My journey from Nepal to Oxford

Tsechu Dolma is a current 2019-20 Skoll Scholar on the Oxford MBA. She is the founder of the Mountain Resiliency Project to help build resilient refugee communities through women’s agribusinesses. She reflects on her lived experience and how it led her to an impact career and an MBA at Oxford.
Tsechu Dolma headshot
There are 25.4 million refugees in the world; children make up half of them; 3.5 million school-age refugee children do not go to school, and only one percent of refugees enroll in higher education. I was born into these statistics. I grew up in a Tibetan refugee camp and spent the first half of my life as a stateless person. Fleeing the civil war in Nepal, my family sought political asylum in the United States.
 

After becoming a new American, receiving my education there, then going back, I realized that my refugee community back home was stuck in a culture of waiting that international agencies had perpetuated and we had enhanced upon. Our community has been plagued with development barriers such as heavy youth outmigration, low student retention, poor water access and ethnic marginalization. But we were not working on solving our problems; instead, we waited for outsiders to bring in poorly designed, implemented and costly projects that would only last for a year or two. Inside the past decade, climate change and globalization has made living in the high-Himalayas increasingly more difficult and we cannot afford to wait. I made a risky leap so that we can reverse this development trend, and instead take a grassroots approach to foster local ownership, inclusion and capacity.

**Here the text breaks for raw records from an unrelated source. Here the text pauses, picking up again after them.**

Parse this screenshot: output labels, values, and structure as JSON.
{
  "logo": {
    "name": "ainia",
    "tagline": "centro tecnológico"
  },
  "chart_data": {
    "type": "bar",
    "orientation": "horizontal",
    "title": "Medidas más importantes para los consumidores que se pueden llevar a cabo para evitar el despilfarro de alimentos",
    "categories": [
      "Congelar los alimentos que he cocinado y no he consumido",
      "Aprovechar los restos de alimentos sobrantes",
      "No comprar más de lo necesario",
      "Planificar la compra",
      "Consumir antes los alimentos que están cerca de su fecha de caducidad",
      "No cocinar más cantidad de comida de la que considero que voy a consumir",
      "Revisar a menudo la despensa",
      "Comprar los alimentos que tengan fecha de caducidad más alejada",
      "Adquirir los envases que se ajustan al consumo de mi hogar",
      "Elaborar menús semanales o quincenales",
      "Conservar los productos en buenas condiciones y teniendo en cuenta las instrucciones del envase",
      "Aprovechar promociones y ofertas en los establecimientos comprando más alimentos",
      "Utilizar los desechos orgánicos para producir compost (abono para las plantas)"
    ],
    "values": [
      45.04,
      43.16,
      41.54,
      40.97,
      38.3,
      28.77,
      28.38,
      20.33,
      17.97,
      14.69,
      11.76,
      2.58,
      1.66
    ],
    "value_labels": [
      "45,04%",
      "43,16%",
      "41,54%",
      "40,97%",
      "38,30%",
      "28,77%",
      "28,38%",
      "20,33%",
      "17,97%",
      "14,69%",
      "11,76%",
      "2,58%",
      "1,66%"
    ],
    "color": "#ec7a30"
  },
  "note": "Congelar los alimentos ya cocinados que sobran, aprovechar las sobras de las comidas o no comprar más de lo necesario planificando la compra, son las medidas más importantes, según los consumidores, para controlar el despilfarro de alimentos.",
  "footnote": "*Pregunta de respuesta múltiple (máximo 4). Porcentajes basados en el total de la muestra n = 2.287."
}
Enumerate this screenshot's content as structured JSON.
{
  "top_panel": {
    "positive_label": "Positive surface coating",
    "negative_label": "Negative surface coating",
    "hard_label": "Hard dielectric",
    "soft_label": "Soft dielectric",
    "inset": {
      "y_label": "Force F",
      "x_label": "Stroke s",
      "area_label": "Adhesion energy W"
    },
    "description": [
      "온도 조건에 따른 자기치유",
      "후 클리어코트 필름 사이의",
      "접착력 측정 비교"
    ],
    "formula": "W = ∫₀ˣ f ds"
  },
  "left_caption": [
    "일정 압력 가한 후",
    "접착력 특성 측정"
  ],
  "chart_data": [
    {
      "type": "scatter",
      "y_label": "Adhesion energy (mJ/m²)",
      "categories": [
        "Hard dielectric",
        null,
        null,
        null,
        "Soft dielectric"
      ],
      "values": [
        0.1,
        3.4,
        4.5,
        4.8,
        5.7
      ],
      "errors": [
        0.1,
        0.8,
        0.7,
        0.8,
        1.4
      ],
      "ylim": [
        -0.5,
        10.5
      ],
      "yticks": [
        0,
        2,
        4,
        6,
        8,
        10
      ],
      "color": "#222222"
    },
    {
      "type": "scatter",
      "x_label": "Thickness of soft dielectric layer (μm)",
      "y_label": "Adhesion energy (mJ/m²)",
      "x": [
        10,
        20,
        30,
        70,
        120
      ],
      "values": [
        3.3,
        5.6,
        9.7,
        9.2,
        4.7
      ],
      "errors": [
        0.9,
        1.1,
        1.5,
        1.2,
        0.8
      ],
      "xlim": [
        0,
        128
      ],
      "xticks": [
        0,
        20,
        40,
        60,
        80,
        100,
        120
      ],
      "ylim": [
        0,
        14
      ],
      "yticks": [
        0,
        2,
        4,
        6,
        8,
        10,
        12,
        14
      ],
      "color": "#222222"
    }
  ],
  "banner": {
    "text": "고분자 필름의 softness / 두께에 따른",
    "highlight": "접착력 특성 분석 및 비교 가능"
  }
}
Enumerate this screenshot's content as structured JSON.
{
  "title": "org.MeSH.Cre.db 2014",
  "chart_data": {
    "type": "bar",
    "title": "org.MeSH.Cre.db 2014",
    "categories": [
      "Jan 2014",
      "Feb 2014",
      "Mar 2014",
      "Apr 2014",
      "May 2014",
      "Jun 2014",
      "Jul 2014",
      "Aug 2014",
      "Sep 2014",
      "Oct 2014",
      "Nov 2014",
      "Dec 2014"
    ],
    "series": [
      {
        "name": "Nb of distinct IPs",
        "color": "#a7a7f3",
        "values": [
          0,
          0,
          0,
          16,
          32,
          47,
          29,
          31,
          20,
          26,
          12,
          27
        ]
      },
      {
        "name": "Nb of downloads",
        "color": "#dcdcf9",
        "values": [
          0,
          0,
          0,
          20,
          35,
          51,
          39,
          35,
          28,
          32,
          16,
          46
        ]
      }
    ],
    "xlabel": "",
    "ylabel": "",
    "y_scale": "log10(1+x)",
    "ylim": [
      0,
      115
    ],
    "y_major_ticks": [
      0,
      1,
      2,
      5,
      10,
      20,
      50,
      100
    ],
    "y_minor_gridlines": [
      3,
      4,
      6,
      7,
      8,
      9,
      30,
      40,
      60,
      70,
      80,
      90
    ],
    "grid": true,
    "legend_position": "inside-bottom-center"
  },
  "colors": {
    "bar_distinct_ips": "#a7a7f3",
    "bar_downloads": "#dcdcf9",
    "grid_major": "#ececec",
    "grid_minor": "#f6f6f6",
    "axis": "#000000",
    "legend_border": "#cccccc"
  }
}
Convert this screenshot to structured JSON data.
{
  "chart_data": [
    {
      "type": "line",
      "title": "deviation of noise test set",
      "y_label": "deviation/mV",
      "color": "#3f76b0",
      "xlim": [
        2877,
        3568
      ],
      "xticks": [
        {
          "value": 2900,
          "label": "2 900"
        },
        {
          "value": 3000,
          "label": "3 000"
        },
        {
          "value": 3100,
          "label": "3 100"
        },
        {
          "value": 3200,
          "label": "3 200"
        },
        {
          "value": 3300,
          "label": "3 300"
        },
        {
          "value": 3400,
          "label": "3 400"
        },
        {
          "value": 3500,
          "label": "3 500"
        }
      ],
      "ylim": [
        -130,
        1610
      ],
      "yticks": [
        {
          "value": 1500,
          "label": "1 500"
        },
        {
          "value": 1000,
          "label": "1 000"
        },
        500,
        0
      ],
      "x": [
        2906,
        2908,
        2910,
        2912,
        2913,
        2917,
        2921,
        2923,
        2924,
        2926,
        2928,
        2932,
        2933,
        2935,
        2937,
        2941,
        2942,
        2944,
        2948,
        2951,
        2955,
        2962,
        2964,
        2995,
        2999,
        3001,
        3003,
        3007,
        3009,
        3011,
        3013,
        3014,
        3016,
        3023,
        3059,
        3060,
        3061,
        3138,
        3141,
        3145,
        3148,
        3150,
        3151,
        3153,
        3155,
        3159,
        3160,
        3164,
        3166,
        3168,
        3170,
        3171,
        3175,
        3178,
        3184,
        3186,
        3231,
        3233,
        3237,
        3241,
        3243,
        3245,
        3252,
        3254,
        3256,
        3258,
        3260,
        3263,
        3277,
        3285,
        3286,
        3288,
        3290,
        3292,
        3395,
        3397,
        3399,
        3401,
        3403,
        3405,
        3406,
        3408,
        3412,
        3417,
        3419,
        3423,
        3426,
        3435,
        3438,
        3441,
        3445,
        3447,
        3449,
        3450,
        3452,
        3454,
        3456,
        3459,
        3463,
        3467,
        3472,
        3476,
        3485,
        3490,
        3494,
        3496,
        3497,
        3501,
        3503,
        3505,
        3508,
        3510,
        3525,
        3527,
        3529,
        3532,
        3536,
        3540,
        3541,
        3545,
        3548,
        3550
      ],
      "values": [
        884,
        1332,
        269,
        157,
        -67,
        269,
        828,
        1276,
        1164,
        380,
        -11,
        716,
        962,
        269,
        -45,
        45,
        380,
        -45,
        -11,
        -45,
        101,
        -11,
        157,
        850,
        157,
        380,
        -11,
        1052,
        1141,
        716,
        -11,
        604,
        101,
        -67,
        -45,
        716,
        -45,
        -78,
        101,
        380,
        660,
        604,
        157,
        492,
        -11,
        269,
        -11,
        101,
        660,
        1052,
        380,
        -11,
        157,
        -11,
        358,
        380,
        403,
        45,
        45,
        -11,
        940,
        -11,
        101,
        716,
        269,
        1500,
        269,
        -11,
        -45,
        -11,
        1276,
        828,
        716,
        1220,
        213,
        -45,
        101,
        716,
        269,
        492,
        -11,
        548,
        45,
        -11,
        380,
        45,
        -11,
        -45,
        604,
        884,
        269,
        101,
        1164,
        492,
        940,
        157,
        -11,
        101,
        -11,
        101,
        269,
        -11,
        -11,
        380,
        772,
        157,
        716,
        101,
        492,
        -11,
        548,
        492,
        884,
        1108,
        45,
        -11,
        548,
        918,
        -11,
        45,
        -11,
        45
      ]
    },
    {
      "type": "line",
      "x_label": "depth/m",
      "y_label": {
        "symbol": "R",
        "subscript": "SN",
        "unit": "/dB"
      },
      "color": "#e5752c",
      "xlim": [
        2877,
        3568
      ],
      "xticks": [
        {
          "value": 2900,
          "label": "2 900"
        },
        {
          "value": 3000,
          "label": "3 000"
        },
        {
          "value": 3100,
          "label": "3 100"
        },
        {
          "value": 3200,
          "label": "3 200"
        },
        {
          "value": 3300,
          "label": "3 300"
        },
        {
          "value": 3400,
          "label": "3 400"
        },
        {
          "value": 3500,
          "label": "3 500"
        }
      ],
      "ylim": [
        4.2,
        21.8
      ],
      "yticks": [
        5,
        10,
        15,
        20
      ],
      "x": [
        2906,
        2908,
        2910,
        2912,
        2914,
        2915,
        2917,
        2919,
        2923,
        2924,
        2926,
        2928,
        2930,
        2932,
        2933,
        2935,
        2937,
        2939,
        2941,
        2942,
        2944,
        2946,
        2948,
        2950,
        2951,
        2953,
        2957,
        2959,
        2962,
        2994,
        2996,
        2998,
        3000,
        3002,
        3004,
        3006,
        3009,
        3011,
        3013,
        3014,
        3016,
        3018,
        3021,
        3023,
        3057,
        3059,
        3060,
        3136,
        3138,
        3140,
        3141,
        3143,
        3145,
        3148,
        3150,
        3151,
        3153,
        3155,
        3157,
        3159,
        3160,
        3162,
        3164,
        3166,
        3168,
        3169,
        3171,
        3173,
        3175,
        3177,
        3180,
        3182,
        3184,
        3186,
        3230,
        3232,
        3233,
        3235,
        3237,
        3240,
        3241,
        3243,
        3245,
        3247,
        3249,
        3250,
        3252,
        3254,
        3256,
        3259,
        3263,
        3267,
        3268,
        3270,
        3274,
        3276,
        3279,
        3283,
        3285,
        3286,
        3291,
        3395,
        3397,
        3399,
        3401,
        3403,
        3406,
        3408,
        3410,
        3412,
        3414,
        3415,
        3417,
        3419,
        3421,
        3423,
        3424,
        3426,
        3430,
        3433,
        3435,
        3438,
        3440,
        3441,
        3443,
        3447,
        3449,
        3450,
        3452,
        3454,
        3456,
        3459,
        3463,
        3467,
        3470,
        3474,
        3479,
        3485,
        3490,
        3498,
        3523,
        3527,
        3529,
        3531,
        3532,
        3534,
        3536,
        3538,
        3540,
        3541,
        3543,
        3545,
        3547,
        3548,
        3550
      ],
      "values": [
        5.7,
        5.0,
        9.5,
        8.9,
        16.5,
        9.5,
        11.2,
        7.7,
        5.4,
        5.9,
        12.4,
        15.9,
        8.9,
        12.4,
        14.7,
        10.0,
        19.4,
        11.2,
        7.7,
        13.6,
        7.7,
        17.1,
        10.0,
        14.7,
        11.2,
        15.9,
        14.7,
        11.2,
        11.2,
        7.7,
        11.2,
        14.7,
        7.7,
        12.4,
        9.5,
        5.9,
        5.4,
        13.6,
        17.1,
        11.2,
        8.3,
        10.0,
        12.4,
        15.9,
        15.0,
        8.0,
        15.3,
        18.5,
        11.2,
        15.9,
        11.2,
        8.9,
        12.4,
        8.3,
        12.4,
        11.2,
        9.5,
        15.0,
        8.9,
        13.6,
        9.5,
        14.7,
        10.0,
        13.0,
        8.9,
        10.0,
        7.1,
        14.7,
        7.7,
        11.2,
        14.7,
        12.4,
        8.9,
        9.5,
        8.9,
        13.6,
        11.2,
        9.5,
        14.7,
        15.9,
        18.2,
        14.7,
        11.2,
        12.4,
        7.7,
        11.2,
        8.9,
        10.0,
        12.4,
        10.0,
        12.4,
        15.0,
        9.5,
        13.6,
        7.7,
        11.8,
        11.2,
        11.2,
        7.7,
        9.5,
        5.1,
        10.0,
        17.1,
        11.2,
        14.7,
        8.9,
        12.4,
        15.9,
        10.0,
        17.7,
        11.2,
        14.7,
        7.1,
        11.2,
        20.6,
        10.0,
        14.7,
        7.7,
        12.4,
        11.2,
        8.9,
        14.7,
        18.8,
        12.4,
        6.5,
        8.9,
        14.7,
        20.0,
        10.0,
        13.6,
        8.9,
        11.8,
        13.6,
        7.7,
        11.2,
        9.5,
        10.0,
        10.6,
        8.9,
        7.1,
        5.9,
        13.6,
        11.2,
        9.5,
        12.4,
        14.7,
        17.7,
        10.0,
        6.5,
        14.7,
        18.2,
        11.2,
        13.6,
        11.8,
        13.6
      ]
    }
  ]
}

Tsechu in the mountains with two horses

Photo credit: Mountain Resiliency Project

The majority of the villages Mountain Resiliency Project (MRP) works with do not have road access. They are some of the most remote settlements in the Himalayan range. Foot and pack animals travel is the lifeline of our communities. In this photo, Tsechu Dolma is traveling to one of MRP’s sites in Manang, Nepal, where the nearest road is a four-day hike away, plus a another 20 hours bus ride from Kathmandu, crossing a pass 16,814ft above sea level.

My entrepreneurial spirit brought me back to the refugee camps I left behind to start a social enterprise. I founded Mountain Resiliency Project six years ago while I was an undergraduate student. We have a proven track record of improving food security, women’s economic empowerment and leveling patchy development for 15,000 displaced farmers in Nepal. Our average families have increased their annual incomes by 200 percent. Most importantly, 80 percent of our family’s earned income is spent on their children’s continued education and the remaining is reinvested in their trade. I realize the value of hard work and grit in achieving our true potential. Our work has received international awards and recognition for making strides. Today, we have 15 full-time staff leading our work in Nepal. I am rethinking the underpinnings of development in my community that has continued to perpetrate marginalization and dispossession. My vision is to scale Mountain Resiliency’s work worldwide. We want to grow out of South Asia to become the first-ever global network of refugee communities producing and selling goods to the mainstream market. Being a Skoll Scholar has supported my growth as a social entrepreneur and broadened my scope of advocating for and strengthening displaced communities.

Tsechu in a tent with mountain in the background

The Skoll Scholarship aligns with my lifelong values of growing into an effective leader with the grit, vision and communication skills to be a steward to my community and environment. For me, it is the tool to address inequities, development gaps and improve livelihoods. From my work at Mountain Resiliency, I have firsthand experience of how effective social enterprises that are deeply rooted in empathy and relationship building can transform lives. Social entrepreneurship is the best amalgamation of my passion and skills for how I want to influence the world. My experience with displaced communities has taught me that when the system is broken and continues to perpetrate disenfranchisement to the most vulnerable, the solutions must come from the unconventional. On my journey through different landscapes, I seek connections with the human and natural world to find my place and understand economic development. The literature on human, nature and policy has allowed me to use ideas from development discourse, like ‘participation’ and ‘sustainability’ in a way that is both effective and critical. Displaced communities worldwide have little to no political leverage and only extractive industries and projects are in their region; resulting in inconsistent, patchy development. I intend to change this.